Last Stop Biotech

OVERVIEW

A clinical-stage biotechnology company NKGen, developing innovative autologous and allogeneic natural killer (NK) cell therapies announced today that its Chairman and CEO, Paul Y. Song, M.D., has invested $2.65 million in cash. These proceeds aim to accelerate the Company’s Phase 2 clinical trial for Alzheimer’s disease, reduce outstanding payables, and support general working capital and public company compliance costs. Dr. Song acquired this influx of cash from the recent sale of another biotech venture he co-founded.

SNK01 is composed of natural killer (NK) cells derived from a patient’s blood. According to the company, NKGen can expand and activate a sufficient number of these cells from a single collection to support up to six months of treatment. The NK cells can be cryopreserved and later infused into the patient’s bloodstream to enhance the immune system’s response to potential underlying causes of Alzheimer’s disease. Unlike other cell therapies, NK cells carry a lower risk of triggering adverse immune reactions.

the clinical outcome

In the Phase 1 study conducted in Hospital Angeles in Tijuana, Mexico, researchers first examined whether patients tolerated the treatment. They also looked at the highest dose tolerated by patients in a dose escalation study to inform the Phase 2 study design. SNK01 is administered intravenously and appears to cross the blood-brain barrier into the cerebrospinal fluid (CSF), where it has been associated with reductions in beta-amyloid, tau, and alpha-synuclein— a protein commonly linked to Parkinson’s disease that can also build up in Alzheimer’s patients. Researchers at the clinical site had this report:

“There were no treatment-related side effects. “SNK01 was safe and well tolerated” and “appears to have clinical activity in [Alzheimer’s],” the researchers wrote in an abstract to the presentation. “A larger trial with a higher dosing/duration has been initiated.”

NKGen’s SNK01 recently got approved by its internal safety committee to proceed to Phase 2 clinical studies. NKGen’s initial proof-of-concept Phase 1 study was an open-label, 3+3 dose-escalation trial that evaluated the safety and biological activity of SNK01. Administered via simple IV infusion at doses of 1, 2, or 4 billion cells over four treatments, SNK01 was well-tolerated and demonstrated the ability to cross the blood-brain barrier. The therapy showed a dose-dependent reduction in amyloid, tau, and alpha-synuclein proteins and neuroinflammation. Notably, 90% of participants—with a median MMSE score of 14—either improved or maintained stable cognitive function, as measured by the Alzheimer’s Disease Composite Score (ADCOMS). This ADCOM indicates that SNK01 is one of those rare therapies that do more than slow down Alzheimer’s disease.

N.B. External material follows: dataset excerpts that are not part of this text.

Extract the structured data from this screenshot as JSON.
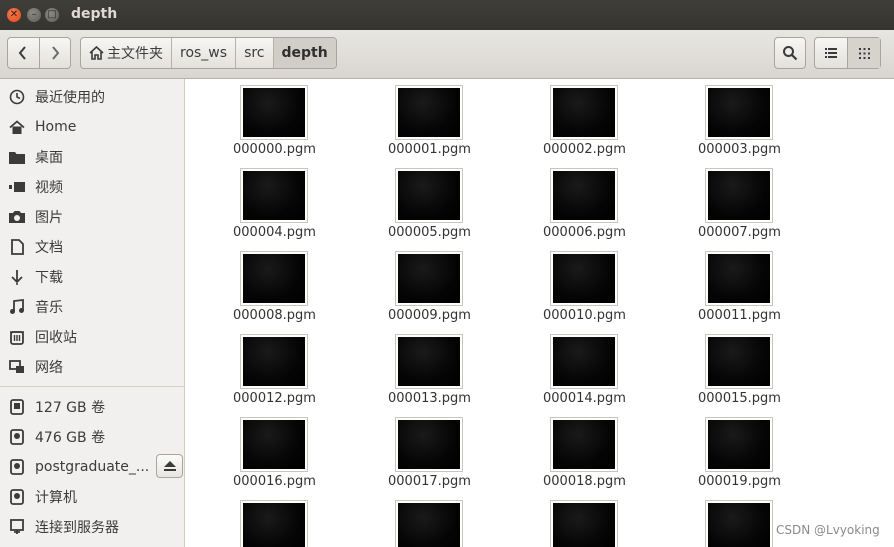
{
  "window": {
    "title": "depth",
    "buttons": [
      "close",
      "minimize",
      "maximize"
    ]
  },
  "toolbar": {
    "back_icon": "chevron-left-icon",
    "forward_icon": "chevron-right-icon",
    "breadcrumbs": [
      "主文件夹",
      "ros_ws",
      "src",
      "depth"
    ],
    "active_crumb": "depth",
    "search_icon": "search-icon",
    "view_list_icon": "list-view-icon",
    "view_grid_icon": "grid-view-icon"
  },
  "sidebar": {
    "places": [
      {
        "label": "最近使用的",
        "icon": "clock-icon"
      },
      {
        "label": "Home",
        "icon": "home-icon"
      },
      {
        "label": "桌面",
        "icon": "folder-icon"
      },
      {
        "label": "视频",
        "icon": "video-icon"
      },
      {
        "label": "图片",
        "icon": "camera-icon"
      },
      {
        "label": "文档",
        "icon": "document-icon"
      },
      {
        "label": "下载",
        "icon": "download-icon"
      },
      {
        "label": "音乐",
        "icon": "music-icon"
      },
      {
        "label": "回收站",
        "icon": "trash-icon"
      },
      {
        "label": "网络",
        "icon": "network-icon"
      }
    ],
    "devices": [
      {
        "label": "127 GB 卷",
        "icon": "drive-icon"
      },
      {
        "label": "476 GB 卷",
        "icon": "drive-icon"
      },
      {
        "label": "postgraduate_...",
        "icon": "drive-icon"
      },
      {
        "label": "计算机",
        "icon": "drive-icon"
      },
      {
        "label": "连接到服务器",
        "icon": "server-icon"
      }
    ],
    "eject_icon": "eject-icon"
  },
  "files": [
    "000000.pgm",
    "000001.pgm",
    "000002.pgm",
    "000003.pgm",
    "000004.pgm",
    "000005.pgm",
    "000006.pgm",
    "000007.pgm",
    "000008.pgm",
    "000009.pgm",
    "000010.pgm",
    "000011.pgm",
    "000012.pgm",
    "000013.pgm",
    "000014.pgm",
    "000015.pgm",
    "000016.pgm",
    "000017.pgm",
    "000018.pgm",
    "000019.pgm",
    "",
    "",
    "",
    ""
  ],
  "watermark": "CSDN @Lvyoking"
}
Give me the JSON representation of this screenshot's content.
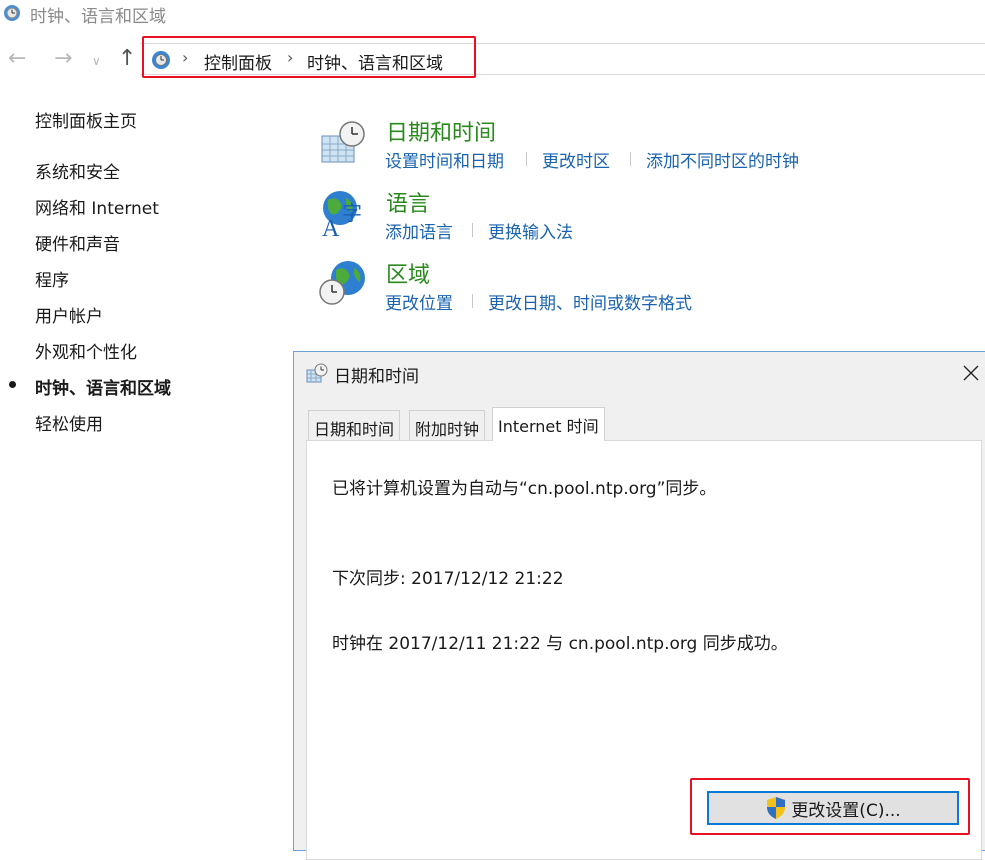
{
  "window": {
    "title": "时钟、语言和区域"
  },
  "address": {
    "root": "控制面板",
    "current": "时钟、语言和区域"
  },
  "sidebar": {
    "home": "控制面板主页",
    "items": [
      {
        "label": "系统和安全"
      },
      {
        "label": "网络和 Internet"
      },
      {
        "label": "硬件和声音"
      },
      {
        "label": "程序"
      },
      {
        "label": "用户帐户"
      },
      {
        "label": "外观和个性化"
      },
      {
        "label": "时钟、语言和区域",
        "active": true
      },
      {
        "label": "轻松使用"
      }
    ]
  },
  "categories": [
    {
      "title": "日期和时间",
      "icon": "clock-calendar-icon",
      "links": [
        "设置时间和日期",
        "更改时区",
        "添加不同时区的时钟"
      ]
    },
    {
      "title": "语言",
      "icon": "globe-language-icon",
      "links": [
        "添加语言",
        "更换输入法"
      ]
    },
    {
      "title": "区域",
      "icon": "globe-clock-icon",
      "links": [
        "更改位置",
        "更改日期、时间或数字格式"
      ]
    }
  ],
  "dialog": {
    "title": "日期和时间",
    "tabs": [
      "日期和时间",
      "附加时钟",
      "Internet 时间"
    ],
    "selected_tab": "Internet 时间",
    "line1": "已将计算机设置为自动与“cn.pool.ntp.org”同步。",
    "line2": "下次同步: 2017/12/12 21:22",
    "line3": "时钟在 2017/12/11 21:22 与 cn.pool.ntp.org 同步成功。",
    "button": "更改设置(C)..."
  },
  "colors": {
    "accent_green": "#2a8a1e",
    "link_blue": "#1a63b0",
    "highlight_red": "#e81123",
    "button_border": "#0a78d7"
  }
}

SNK01 is also being studied in clinical trials as a standalone therapy and in combination with other treatments—such as checkpoint inhibitors and cell engagers—for patients with advanced, treatment-resistant solid tumors. In February 2025, the FDA granted approval for the compassionate use of SNK01 in a patient with Parkinson’s disease.

NKgen’s CEO stands out

SNK01 is riding a large momentum wave and has showcased excellent efficacy compared to its competitors in Alzheimer’s disease. CEO Dr. Young’s reinvesting of 2.65 million dollars shows his confidence and faith in SNK01 as a breakthrough treatment for neurodegenerative diseases and valuable for patients suffering from various cancers. He had this to comment on his view toward recent developments for SNK01:

“We are excited to announce another important clinical milestone in our mission to advance SNK01 as the first potential disease modifying treatment of its kind for patients with more advanced Alzheimer’s disease,

The Phase 2 trial will utilize our cryopreserved SNK01 product given at the highest dose we have ever delivered, and for a full year duration.

To date, SNK01 has been found to be well-tolerated with no reported drug-related adverse events. We are also very encouraged with the clinical progress we have made to date in moderate Alzheimer’s disease research and look forward to generating additional significant clinical and biomarker data from our randomized placebo-controlled Phase 2 trial.”

Amidst the graveyard of failed therapies for Alzheimer’s disease, SNK01 appears to be one of those rare shining stars that might have what it takes to clear Phase 3. Treating neurodegenerative diseases comes with many serious challenges that are not seen in other disease designations; one can get your drug payload across the blood-brain barrier (BBB) in enough amounts to alter disease progression. SNK01’s ability to infiltrate the BBB without causing adverse patient outcomes and showing efficacy is a great sign.